Hard rules (do not violate)
- explore and review are read-only. They run in a throwaway
git worktree
at HEAD, so a stray write can't reach your working tree or branch; the prompts
also tell the model not to modify anything. Don't route a change-making task
through them — use write.
write previews by default; applying refuses a dirty tree.
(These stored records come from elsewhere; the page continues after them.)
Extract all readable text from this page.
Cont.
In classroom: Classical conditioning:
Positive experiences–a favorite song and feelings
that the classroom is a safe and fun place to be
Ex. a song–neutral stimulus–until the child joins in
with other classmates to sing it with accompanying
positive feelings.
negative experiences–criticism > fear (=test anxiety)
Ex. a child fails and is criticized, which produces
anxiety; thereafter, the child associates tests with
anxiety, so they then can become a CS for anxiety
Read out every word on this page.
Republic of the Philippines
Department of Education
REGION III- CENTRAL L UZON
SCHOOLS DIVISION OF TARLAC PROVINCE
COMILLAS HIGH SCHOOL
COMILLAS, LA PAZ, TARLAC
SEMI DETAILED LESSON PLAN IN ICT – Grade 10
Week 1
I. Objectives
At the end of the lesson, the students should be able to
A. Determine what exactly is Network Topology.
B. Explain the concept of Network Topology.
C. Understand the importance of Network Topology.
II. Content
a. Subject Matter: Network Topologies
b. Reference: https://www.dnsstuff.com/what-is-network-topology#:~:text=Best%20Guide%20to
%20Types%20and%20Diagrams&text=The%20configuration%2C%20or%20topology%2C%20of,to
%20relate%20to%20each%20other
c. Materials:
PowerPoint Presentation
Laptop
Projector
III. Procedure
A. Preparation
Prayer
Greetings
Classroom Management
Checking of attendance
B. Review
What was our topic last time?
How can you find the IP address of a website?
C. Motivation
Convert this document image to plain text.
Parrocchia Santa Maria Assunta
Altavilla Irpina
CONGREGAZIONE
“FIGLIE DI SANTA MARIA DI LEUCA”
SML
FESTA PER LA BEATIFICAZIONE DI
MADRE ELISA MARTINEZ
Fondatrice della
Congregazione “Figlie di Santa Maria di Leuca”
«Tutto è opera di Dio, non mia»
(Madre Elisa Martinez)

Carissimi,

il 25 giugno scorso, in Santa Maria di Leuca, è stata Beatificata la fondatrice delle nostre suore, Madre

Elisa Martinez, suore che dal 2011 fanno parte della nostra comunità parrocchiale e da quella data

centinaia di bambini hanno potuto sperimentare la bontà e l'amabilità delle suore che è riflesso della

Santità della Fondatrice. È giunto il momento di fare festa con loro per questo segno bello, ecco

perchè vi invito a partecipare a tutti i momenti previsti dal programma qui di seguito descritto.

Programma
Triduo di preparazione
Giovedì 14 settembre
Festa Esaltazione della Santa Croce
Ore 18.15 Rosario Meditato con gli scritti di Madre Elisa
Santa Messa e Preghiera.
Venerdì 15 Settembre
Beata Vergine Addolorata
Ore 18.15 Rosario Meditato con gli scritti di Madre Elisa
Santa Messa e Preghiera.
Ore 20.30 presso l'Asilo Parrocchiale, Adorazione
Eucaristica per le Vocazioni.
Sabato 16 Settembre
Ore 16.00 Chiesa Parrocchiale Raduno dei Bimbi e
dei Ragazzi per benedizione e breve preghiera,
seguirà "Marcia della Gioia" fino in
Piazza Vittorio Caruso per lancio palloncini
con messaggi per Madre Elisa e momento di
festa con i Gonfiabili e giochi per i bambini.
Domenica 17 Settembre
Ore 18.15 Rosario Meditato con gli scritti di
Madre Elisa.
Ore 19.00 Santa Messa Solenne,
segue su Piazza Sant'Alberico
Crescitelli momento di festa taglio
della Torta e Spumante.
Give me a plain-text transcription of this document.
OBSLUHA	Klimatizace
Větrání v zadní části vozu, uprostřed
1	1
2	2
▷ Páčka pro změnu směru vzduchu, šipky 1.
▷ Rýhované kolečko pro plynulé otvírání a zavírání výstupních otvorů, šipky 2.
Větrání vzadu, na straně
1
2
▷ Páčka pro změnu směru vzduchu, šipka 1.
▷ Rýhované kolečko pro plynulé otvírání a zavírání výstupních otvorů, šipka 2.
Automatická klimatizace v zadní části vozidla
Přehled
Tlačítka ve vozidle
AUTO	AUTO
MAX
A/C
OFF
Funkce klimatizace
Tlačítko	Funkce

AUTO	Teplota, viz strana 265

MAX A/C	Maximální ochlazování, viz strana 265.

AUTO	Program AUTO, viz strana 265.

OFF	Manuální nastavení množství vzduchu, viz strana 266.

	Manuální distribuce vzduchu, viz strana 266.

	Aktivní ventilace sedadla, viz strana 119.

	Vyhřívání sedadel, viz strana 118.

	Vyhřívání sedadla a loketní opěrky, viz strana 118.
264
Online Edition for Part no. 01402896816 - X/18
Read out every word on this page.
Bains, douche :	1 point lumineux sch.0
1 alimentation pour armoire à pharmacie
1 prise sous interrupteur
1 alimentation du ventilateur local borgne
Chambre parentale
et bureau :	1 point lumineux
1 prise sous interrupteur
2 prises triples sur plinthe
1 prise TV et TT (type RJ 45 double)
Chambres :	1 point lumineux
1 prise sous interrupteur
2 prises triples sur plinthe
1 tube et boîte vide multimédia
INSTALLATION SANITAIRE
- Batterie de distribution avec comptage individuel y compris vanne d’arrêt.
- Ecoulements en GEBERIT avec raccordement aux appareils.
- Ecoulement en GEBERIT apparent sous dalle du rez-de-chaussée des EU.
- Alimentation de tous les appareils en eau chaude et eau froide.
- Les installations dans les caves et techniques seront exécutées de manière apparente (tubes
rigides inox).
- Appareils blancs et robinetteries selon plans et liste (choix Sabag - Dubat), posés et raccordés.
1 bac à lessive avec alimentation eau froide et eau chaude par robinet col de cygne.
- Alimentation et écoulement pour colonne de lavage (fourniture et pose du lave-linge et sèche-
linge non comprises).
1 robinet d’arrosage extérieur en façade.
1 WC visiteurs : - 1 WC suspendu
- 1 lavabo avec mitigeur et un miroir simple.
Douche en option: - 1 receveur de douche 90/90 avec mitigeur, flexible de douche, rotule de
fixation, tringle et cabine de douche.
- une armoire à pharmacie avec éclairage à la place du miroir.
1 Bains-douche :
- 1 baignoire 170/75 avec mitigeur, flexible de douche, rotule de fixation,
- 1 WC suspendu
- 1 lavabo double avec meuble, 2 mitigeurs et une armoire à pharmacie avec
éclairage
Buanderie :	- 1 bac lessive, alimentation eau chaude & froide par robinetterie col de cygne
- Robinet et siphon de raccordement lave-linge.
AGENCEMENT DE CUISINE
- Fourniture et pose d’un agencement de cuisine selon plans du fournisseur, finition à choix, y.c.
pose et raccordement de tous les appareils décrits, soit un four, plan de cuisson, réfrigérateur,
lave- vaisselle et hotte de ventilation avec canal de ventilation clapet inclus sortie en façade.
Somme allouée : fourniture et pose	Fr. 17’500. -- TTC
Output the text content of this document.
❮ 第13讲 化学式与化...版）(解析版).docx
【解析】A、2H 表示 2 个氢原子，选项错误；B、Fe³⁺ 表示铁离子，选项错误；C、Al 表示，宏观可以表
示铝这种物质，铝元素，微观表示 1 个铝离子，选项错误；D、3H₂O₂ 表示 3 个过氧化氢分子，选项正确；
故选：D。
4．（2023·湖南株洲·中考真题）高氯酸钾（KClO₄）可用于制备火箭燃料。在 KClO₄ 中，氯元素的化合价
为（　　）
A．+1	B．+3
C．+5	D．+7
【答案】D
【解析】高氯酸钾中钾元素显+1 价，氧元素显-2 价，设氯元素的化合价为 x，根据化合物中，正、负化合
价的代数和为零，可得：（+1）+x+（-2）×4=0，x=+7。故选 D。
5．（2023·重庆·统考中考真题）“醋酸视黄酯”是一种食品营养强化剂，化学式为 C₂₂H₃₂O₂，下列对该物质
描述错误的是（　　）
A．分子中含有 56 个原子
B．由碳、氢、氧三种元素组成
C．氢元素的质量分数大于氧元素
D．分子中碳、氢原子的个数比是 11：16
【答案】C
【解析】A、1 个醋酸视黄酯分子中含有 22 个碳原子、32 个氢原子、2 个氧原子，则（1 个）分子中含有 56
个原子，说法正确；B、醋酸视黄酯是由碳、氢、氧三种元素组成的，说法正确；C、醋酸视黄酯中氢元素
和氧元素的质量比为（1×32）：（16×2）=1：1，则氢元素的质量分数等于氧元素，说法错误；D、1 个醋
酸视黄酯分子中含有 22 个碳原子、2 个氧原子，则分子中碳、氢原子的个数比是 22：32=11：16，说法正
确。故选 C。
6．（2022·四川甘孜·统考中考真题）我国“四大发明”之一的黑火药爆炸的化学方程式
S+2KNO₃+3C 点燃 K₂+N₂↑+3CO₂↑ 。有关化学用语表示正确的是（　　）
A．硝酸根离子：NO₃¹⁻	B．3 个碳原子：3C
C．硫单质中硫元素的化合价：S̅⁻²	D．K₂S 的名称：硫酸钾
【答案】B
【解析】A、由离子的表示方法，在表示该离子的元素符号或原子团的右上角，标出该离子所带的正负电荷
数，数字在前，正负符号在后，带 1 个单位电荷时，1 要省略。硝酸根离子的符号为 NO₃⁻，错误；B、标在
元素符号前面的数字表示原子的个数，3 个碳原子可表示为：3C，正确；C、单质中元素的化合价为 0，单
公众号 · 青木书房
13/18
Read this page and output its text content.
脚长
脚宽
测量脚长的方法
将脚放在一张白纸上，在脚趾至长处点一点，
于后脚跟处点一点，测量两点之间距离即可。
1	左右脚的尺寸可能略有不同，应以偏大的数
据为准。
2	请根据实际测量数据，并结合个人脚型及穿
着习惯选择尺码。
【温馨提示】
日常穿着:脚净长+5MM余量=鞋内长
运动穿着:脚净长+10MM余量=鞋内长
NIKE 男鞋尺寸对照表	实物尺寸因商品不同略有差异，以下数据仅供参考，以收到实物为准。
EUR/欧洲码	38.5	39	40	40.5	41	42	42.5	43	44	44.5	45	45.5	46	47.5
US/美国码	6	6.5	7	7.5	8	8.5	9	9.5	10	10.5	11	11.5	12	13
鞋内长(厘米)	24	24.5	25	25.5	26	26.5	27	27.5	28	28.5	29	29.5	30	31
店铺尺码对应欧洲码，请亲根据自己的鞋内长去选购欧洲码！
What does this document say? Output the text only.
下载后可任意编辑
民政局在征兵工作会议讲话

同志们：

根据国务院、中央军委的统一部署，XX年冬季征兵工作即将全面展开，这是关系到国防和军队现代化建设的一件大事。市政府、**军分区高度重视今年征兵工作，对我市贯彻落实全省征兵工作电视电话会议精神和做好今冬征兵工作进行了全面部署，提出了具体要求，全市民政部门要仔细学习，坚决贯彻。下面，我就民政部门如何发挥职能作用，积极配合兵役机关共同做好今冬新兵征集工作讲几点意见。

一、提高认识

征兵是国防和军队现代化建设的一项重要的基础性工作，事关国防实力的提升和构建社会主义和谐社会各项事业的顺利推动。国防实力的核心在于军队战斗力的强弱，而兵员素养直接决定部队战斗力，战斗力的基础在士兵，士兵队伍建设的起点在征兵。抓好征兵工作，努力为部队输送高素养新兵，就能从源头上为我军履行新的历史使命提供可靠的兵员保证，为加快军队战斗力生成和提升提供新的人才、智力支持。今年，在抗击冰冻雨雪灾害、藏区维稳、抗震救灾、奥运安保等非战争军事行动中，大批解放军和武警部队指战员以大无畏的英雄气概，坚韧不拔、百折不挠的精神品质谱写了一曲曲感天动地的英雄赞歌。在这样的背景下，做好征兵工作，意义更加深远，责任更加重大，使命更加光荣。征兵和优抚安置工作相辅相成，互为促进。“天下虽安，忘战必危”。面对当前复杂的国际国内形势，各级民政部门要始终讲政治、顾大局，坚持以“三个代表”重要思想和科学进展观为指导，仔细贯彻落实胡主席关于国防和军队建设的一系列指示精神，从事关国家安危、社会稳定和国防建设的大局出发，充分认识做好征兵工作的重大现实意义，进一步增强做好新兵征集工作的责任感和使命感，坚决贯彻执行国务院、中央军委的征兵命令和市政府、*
A preview runs
in an isolated worktree and never touches your tree, so it is safe even when
dirty. --apply / --pr (the in-place path) refuses a dirty tree unless you
pass --allow-dirty — this guards the dirty-tree hazard: committing
uncommitted edits onto the work branch and leaving you there. Commit or
stash first before applying. --allow-dirty is propagated to the runtime,
which since colleague#149 enforces the same guard directly (a bare
colleague work/drive also refuses uncommitted tracked changes).
- Colleague's output is a second opinion, not authority. The backend may be a
smaller/different model; weigh its findings, verify its claims, and own the
decision yourself.
Honest limits
- Read-only is enforced by worktree isolation + prompt constraint, not a
sandbox — the loop always exposes
write_file/run_command, so the model can
still run arbitrary read-only commands.
review covers committed changes only (<base>...HEAD). To review
uncommitted work, commit it first.
- The default backend is whatever single model is running locally; a multi-model
fleet (different model per verb) is separate infrastructure.
- Every verb writes bookkeeping under
.colleague/ (run artifacts for
explore/review/write; feedback records; the last_work pointer) — none of it
in your tracked tree, but in a repo that does not already gitignore
.colleague/ it shows up as untracked files. Add .colleague/ to your
.gitignore (keep !/.colleague/commands/ if you commit command templates).
- A crashed run can wedge
git fetch. A write --apply interrupted
mid-commit can leave a dangling colleague/<id> branch + 0-byte artifacts;
ask-colleague clean recovers it. A SIGKILL/OOM during the commit can still
corrupt git objects (git/filesystem durability, not the skill's to guarantee)
— which is exactly what clean is for.
Provenance
This is a first-party colleague skill — colleague is its origin. It is
the inverse of the other skills under .claude/skills/, which lobes
vendors from guildmaster. See docs/skill-sources.md. The cite, don't import
policy holds: downstream repos copy it, they don't symlink or depend on it.